Последние новости, рассказанные в виде предисловия к дальнейшим похождениям Коля в Индии, были таковы: при внимательном осмотре дубинки в ее отвинчивающемся набалдашнике обнаружили тайник со спрятанной квитанцией:
«Магазин Нижеля, ул. Монмартр, 182. Получено от Мат… Мас… двести франков за отпущенный товар».
«К сожалению, — добавляла газета, — фамилия оказалась наполовину стертой, но полиция ведет следствие. Выяснилось, что торговец Нижель по указанному адресу давно не проживает. Новое место его жительства пока неизвестно».
Настоящий Бродар не интересовался розысками владельца дубинки: он был озабочен другим.
III. Пенсия дядюшки Анри
Отделавшись наконец от товарищей, Жак решил немедленно отправиться на поиски дочерей. Голова у него болела, мысли путались. Чтобы избежать встречи с Гренюшем и Жан-Этьеном, когда те выйдут из префектуры, он пошел куда глаза глядят.
На свежем воздухе головная боль прошла, но колени у Жака дрожали, и он был бледен как смерть. Ему пришлось присесть на скамейку. Наконец он собрался с мыслями. «Ну, не скотина ли я? — подумал он. — Ведь мне уже давно следовало побывать у дядюшки Анри. От него я узнаю, где девочки».
Сердце Жака сжалось при мысли о бедном старике. Должно быть, он еще больше постарел… Как холодно, наверное, бывает ему по утрам, когда его скрюченные пальцы сжимают ручку метлы…
Утром в участке Бродар кое-как привел в порядок свою одежду, но довести ее до безукоризненной чистоты ему не удалось. Он только смыл с нее пятна крови и теперь дрожал от холода, потому что мокрое платье сохло прямо на нем.

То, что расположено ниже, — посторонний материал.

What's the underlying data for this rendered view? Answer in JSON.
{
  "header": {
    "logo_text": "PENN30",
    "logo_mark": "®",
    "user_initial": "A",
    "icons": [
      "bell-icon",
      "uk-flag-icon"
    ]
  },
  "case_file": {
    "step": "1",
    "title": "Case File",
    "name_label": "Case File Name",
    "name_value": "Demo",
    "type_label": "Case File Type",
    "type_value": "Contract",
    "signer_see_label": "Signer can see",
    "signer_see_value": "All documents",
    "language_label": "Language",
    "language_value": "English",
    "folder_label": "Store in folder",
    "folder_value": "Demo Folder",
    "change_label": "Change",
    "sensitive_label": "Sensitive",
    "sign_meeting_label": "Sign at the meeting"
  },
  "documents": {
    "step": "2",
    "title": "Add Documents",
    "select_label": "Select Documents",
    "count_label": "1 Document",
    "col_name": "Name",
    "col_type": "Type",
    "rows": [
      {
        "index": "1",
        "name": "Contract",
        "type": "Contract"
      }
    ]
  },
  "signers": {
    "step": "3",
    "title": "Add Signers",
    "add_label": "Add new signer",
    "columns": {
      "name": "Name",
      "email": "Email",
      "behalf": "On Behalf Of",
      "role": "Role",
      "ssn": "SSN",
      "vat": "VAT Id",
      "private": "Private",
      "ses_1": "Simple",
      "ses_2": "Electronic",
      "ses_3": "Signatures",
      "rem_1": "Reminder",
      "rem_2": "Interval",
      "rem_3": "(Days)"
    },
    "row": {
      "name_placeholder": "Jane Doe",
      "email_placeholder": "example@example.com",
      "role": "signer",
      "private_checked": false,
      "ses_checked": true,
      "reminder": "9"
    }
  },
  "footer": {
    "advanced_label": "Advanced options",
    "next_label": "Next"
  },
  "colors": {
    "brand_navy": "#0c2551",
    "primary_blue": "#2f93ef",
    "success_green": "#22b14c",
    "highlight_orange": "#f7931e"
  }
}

Жак тронулся в путь с мыслью, уж не пригрезилось ли ему все это? Лоб у него был холодным как лед, в груди горело. Его мучила жажда, но он этого не сознавал, потеряв власть над своим телом и рассудком. Прохожие либо сторонились его, принимая за пьяного, либо попросту не замечали этого человека из простонародья, несмотря на то что лицо его выдавало сильное волнение.
Улица, на которой жил дядюшка Анри, находилась далеко от префектуры. Жак пытался идти быстрее, но у него не хватало сил, и он еле тащился.
Из школы гурьбой высыпали ребятишки: донеслись голоса: «Софи! Софи!» Жак встрепенулся: уж не его ли это девочка? Но, увы, этой Софи было не более трех лет: она не могла быть его дочерью.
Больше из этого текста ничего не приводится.